Genelkurmay'da 'cemaat'e yakın isimler mi var?
* “İrtica ile Mücadele Eylem Planı”nın altında, o sırada karargâhta görevli olan Albay Dursun Çiçek'in ıslak imzasının tespit edildiği haberlerinden sonra Genelkurmay'dan yapılan iki açıklamada da “sızdırma” üzerinde duruluyordu. Açıklamalarda kastedilen sızdırma, ıslak imzalı belgeyi de içeren ihbar mektubunun soruşturma makamlarınca basına sızdırılması oldu. Ancak Genelkurmay'ın içinde, ihbar mektubu ve eklerindeki bilgilerin karargâhtan nasıl sızdığı da araştırılıyor.
* Bazı çevrelerde uzun süredir kulaktan kulağa fısıldanan bir iddianın üzerinde de bu vesileyle ilk kez ciddi olarak durulduğunu söyleyebiliriz. “Bir süreden beri özellikle yurtdışına gönderilen subaylar arasında Fethullah Gülen cemaatine yakın isimler de bulunduğu iddia ediliyordu. Genelkurmay Karargâhı'nda da cemaate yakın isimler mi var” sorusuyla özetleyebileceğimiz bu iddiaya ilişkin gelişmeler önümüzdeki günlerde güncellik kazanabilir. “Demokrasiye müdahale planı”nın orijinalinin, skandalın ortaya çıkmasından yaklaşık 4,5 ay sonra savcılığa gönderilmesi ve ihbar mektubunda Genelkurmay'da olan bitenlere ilişkin olarak son derece ayrıntılı aktarımlar yapılmasının cemaat iddiasının büyüteç altına alınmasına da yol açtığı anlaşılıyor.

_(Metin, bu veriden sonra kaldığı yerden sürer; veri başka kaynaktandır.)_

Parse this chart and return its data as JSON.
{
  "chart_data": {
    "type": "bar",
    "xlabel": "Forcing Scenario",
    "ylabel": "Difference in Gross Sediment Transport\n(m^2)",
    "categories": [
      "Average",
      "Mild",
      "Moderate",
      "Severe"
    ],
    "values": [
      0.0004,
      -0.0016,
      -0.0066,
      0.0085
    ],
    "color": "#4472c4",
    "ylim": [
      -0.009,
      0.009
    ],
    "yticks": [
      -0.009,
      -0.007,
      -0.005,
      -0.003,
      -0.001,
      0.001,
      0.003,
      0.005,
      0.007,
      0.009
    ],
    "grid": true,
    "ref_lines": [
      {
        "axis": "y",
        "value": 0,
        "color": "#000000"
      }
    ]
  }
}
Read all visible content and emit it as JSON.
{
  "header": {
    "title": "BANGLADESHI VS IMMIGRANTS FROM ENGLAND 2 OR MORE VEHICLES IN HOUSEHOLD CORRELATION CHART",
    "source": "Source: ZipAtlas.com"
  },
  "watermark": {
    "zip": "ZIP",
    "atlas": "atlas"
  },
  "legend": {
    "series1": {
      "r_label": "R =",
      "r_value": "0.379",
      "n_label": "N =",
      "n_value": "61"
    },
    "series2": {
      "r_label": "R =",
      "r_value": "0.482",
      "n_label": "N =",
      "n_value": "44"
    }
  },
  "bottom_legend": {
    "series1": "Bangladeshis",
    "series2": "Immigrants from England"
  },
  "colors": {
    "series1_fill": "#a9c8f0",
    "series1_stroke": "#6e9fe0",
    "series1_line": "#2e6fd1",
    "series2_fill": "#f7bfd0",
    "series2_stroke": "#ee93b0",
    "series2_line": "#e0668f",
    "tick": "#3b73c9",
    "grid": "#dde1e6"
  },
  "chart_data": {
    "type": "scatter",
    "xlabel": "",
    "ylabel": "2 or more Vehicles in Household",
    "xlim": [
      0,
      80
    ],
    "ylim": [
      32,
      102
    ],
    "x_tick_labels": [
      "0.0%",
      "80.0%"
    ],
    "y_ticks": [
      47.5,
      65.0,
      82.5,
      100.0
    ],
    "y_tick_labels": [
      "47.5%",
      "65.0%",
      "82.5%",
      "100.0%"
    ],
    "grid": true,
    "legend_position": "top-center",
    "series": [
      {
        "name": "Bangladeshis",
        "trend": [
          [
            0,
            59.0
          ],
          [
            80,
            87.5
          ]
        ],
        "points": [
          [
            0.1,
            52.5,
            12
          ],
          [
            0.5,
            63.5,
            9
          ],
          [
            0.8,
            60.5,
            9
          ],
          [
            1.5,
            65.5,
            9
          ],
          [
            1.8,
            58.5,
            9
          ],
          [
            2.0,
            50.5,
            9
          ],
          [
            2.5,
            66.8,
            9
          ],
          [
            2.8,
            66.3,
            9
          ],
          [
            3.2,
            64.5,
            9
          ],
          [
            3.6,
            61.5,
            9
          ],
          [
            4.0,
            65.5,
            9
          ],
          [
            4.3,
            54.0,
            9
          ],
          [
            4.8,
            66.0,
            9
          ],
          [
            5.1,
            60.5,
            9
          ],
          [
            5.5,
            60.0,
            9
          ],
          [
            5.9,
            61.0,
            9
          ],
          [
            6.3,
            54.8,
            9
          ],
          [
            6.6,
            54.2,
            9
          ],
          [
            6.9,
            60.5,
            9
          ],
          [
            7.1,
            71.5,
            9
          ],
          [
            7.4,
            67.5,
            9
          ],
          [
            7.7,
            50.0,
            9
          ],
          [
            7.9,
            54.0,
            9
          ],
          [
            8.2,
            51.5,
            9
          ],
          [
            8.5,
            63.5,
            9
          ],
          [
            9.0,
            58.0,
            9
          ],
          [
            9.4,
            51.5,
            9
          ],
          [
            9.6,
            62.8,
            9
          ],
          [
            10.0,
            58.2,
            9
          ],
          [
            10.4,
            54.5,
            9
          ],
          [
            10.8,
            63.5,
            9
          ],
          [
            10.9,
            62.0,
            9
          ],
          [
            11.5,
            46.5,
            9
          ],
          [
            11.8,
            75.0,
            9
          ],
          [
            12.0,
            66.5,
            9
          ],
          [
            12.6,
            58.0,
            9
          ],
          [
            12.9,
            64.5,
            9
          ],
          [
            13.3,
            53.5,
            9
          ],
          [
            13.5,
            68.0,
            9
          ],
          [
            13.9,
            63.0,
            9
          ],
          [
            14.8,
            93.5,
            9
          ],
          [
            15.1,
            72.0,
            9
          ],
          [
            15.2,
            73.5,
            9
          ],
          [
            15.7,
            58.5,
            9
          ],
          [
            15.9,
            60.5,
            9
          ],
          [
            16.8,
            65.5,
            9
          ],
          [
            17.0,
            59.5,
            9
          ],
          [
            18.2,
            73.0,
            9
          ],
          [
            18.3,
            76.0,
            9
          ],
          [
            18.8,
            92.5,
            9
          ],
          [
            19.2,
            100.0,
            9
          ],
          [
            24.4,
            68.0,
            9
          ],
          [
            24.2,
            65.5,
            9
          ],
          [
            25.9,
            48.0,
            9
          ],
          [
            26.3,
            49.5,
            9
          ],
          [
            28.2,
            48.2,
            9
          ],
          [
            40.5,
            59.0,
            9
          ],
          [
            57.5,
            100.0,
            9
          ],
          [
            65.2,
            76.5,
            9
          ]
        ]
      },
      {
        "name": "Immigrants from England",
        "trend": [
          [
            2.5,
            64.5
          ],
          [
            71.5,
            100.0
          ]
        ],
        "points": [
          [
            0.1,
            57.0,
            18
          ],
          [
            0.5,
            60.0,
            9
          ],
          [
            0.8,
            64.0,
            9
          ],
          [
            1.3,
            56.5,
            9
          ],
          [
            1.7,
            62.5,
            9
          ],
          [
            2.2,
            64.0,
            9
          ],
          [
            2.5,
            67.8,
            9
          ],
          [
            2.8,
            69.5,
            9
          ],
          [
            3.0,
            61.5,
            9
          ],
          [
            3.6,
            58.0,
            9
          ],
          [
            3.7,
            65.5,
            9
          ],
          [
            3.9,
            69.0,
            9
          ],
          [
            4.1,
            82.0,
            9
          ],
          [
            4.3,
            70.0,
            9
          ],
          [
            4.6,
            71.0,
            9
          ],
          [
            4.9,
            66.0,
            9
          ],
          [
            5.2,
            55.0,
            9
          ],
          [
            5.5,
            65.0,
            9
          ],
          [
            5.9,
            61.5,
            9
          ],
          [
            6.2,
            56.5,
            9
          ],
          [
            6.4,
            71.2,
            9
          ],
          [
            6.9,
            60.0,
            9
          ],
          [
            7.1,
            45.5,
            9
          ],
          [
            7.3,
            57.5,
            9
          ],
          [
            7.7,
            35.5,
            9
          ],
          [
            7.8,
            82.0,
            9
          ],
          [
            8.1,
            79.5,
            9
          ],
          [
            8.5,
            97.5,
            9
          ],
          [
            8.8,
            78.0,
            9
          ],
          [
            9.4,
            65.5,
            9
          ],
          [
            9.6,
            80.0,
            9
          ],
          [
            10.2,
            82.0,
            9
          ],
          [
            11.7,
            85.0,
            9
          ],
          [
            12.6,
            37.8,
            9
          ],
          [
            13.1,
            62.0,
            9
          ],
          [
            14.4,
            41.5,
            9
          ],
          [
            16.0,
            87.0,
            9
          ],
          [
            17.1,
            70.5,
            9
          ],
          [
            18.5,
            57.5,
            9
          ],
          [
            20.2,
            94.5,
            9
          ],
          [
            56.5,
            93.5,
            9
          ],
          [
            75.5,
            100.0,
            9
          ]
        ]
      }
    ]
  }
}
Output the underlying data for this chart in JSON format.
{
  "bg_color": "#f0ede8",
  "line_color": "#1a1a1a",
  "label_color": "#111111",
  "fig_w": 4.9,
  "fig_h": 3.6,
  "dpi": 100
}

* Başbuğ'un, 14 Nisan 2009'da Harp Akademileri'nde yaptığı ''Yıllık Değerlendirme Konuşması''nda Gülen cemaatini kastederek dile getirdiği şu sözler bu bağlamda önem kazanıyor: ''Bugün bazı cemaatler öncelikle bir ekonomik güç olmaya ve daha sonra da sosyo-politik yaşamı biçimlendirmeye, dine bağlı bir tek tip yaşam tarzı olarak sosyal kimliklerini ortaya koymaya çalışmaktadırlar. (...) Bazı din eksenli cemaatler, kendilerini demokratik alanın bir oyuncusu olarak takdim etmekte ve çeşitli nedenlerle de görünürde kendilerinin güçlü bir konuma geldiğine inanmaktadırlar. Ancak bu güç imajı ve algısı yanıltıcıdır. İşte bu tip bazı cemaatler hedeflerine ulaşmada kendileri için en büyük engel olarak TSK'yı görmektedir. Bunun için de, her fırsattan istifade ederek, destekleyicilerinin de yardımıyla TSK aleyhine faaliyetlerde bulunmaktadırlar. Bu yapılanlara karşı, hukuk devleti kapsamında TSK'nın tepkisiz ve etkisiz kalacağını düşünmek ise büyük yanılgıdır.''
* Diğer yandan Fethullah Gülen'in, “devlete sızma” iddialarına “Bir milletin ferdi, kendi milleti içinde, kendi milleti için var olan müesseselere sızmaz; hakkıdır, girer oraya. Mülkiye'ye de girer, adliyeye de girer, istihbarata da girer, hariciyeye de girer, askeriyeye de girer. Neden milletin evladı girmeyecekmiş buralara?” karşılığını verdiğini hatırlatalım. (Zaman / Hüseyin Gülerce – 24 Kasım 2005)
* Dursun Çiçek'in hazırladığı belirtilen orijinal belgeyi gönderen meçhul subayın, “tanıklık yapmaya da hazır olduğunu” vurgulayarak soruşturma makamlarına reddedilmesi mümkün olmayan bir yol gösterdiğini... Ve Erdal İnönü merhumun dediği gibi “gerçeklerin eninde sonunda ortaya çıkmak gibi bir huyu olduğunu” belirterek noktalayalım.